B.                 Manquements prétendus à l’équité procédurale

[18]           Contrairement à la norme déférente de la décision raisonnable, en matière de décision correcte, la Cour a le droit d’intervenir lorsqu’elle est convaincue que la procédure adoptée par le décideur n’était pas équitable eu égard à toutes les circonstances en cause (Suresh c Canada (Ministre de la Citoyenneté et de l’Immigration), 2002 CSC 1, [2002] 1 RCS 3, au paragraphe 115).

[19]           Après avoir attentivement examiné la transcription, la Cour ne trouve rien qui donne à penser qu’il y a eu manquement à l’équité dans la façon dont la SPR a traité la demanderesse concernant son agression sexuelle. La Commission est intervenue dans une faible mesure dans le but d’exprimer des réserves sur le fait de traumatiser à nouveau la demanderesse relativement à des actes de viol conjugal, témoignage qui a été accepté. Toutefois, le commissaire a souligné que la question préoccupante portait sur l’établissement du risque dans une optique prospective. Après avoir apprécié la preuve, le commissaire a conclu que la demanderesse n’était pas une personne à protéger, si elle était renvoyée en Chine.

[20]           La Cour rejette aussi l’argument de la demanderesse selon lequel on ne lui a pas accordé une occasion de répondre aux doutes de la Commission quant à sa crédibilité. Il y a de nombreux exemples où les questions de crédibilité ont été soulevées à la demanderesse pendant l’audience à la SPR.
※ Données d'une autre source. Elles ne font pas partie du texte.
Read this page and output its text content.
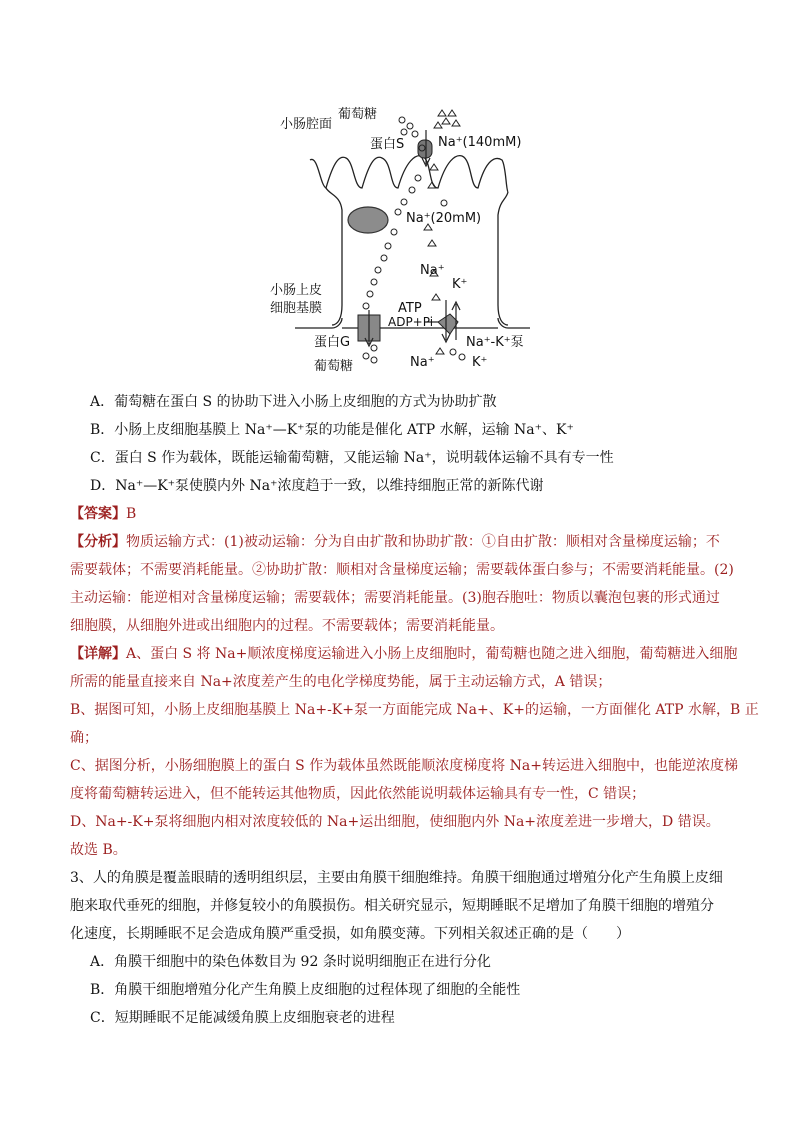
小肠腔面
葡萄糖
蛋白S	Na⁺(140mM)
Na⁺(20mM)
Na⁺
K⁺
小肠上皮
细胞基膜	ATP
ADP+Pi
Na⁺-K⁺泵
蛋白G
葡萄糖	Na⁺	K⁺
A．葡萄糖在蛋白 S 的协助下进入小肠上皮细胞的方式为协助扩散
B．小肠上皮细胞基膜上 Na⁺—K⁺泵的功能是催化 ATP 水解，运输 Na⁺、K⁺
C．蛋白 S 作为载体，既能运输葡萄糖，又能运输 Na⁺，说明载体运输不具有专一性
D．Na⁺—K⁺泵使膜内外 Na⁺浓度趋于一致，以维持细胞正常的新陈代谢
【答案】B
【分析】物质运输方式：(1)被动运输：分为自由扩散和协助扩散：①自由扩散：顺相对含量梯度运输；不
需要载体；不需要消耗能量。②协助扩散：顺相对含量梯度运输；需要载体蛋白参与；不需要消耗能量。(2)
主动运输：能逆相对含量梯度运输；需要载体；需要消耗能量。(3)胞吞胞吐：物质以囊泡包裹的形式通过
细胞膜，从细胞外进或出细胞内的过程。不需要载体；需要消耗能量。
【详解】A、蛋白 S 将 Na+顺浓度梯度运输进入小肠上皮细胞时，葡萄糖也随之进入细胞，葡萄糖进入细胞
所需的能量直接来自 Na+浓度差产生的电化学梯度势能，属于主动运输方式，A 错误；
B、据图可知，小肠上皮细胞基膜上 Na+-K+泵一方面能完成 Na+、K+的运输，一方面催化 ATP 水解，B 正
确；
C、据图分析，小肠细胞膜上的蛋白 S 作为载体虽然既能顺浓度梯度将 Na+转运进入细胞中，也能逆浓度梯
度将葡萄糖转运进入，但不能转运其他物质，因此依然能说明载体运输具有专一性，C 错误；
D、Na+-K+泵将细胞内相对浓度较低的 Na+运出细胞，使细胞内外 Na+浓度差进一步增大，D 错误。
故选 B。
3、人的角膜是覆盖眼睛的透明组织层，主要由角膜干细胞维持。角膜干细胞通过增殖分化产生角膜上皮细
胞来取代垂死的细胞，并修复较小的角膜损伤。相关研究显示，短期睡眠不足增加了角膜干细胞的增殖分
化速度，长期睡眠不足会造成角膜严重受损，如角膜变薄。下列相关叙述正确的是（　　）
A．角膜干细胞中的染色体数目为 92 条时说明细胞正在进行分化
B．角膜干细胞增殖分化产生角膜上皮细胞的过程体现了细胞的全能性
C．短期睡眠不足能减缓角膜上皮细胞衰老的进程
[21]           Quoi qu’il en soit, je ne suis au courant d’aucune règle qui prescrit qu’un commissaire, après avoir entendu l’explication d’un demandeur en réponse à sa question — dans le but d’émettre des doutes sur la crédibilité de la réponse — bien que cela arrive souvent s’il en est conscient. Cela impose simplement un fardeau trop lourd à la Commission ou à tout autre décideur en la matière. En outre, si le demandeur est représenté par un avocat, comme c’est le cas en l’espèce, il incombe à l’avocat du demandeur de poser la question qui offre une explication à une réponse troublante de son client.

[22]           Les décisions portant sur la crédibilité comprennent l’établissement d’un équilibre entre de nombreux facteurs, notamment la capacité de jugement du décideur quant au témoignage du témoin et toute autre preuve contradictoire ou les facteurs extrinsèques tels que le comportement, qui se manifestent pendant l’audience. De plus, ces décisions entraînent souvent une profonde réflexion sur l’ensemble de la preuve après que l’audience est terminée, parfois de repenser au témoignage donné par le témoin. C’est l’une des raisons pour lesquelles, sauf en cas d’interprétation gravement erronée de la preuve, de contestation déraisonnable de l’invraisemblance touchant à un fait important, ou de se fonder sur une preuve importante qui n’est pas présentée à l’audience, il est difficile d’infirmer des conclusions portant sur la crédibilité.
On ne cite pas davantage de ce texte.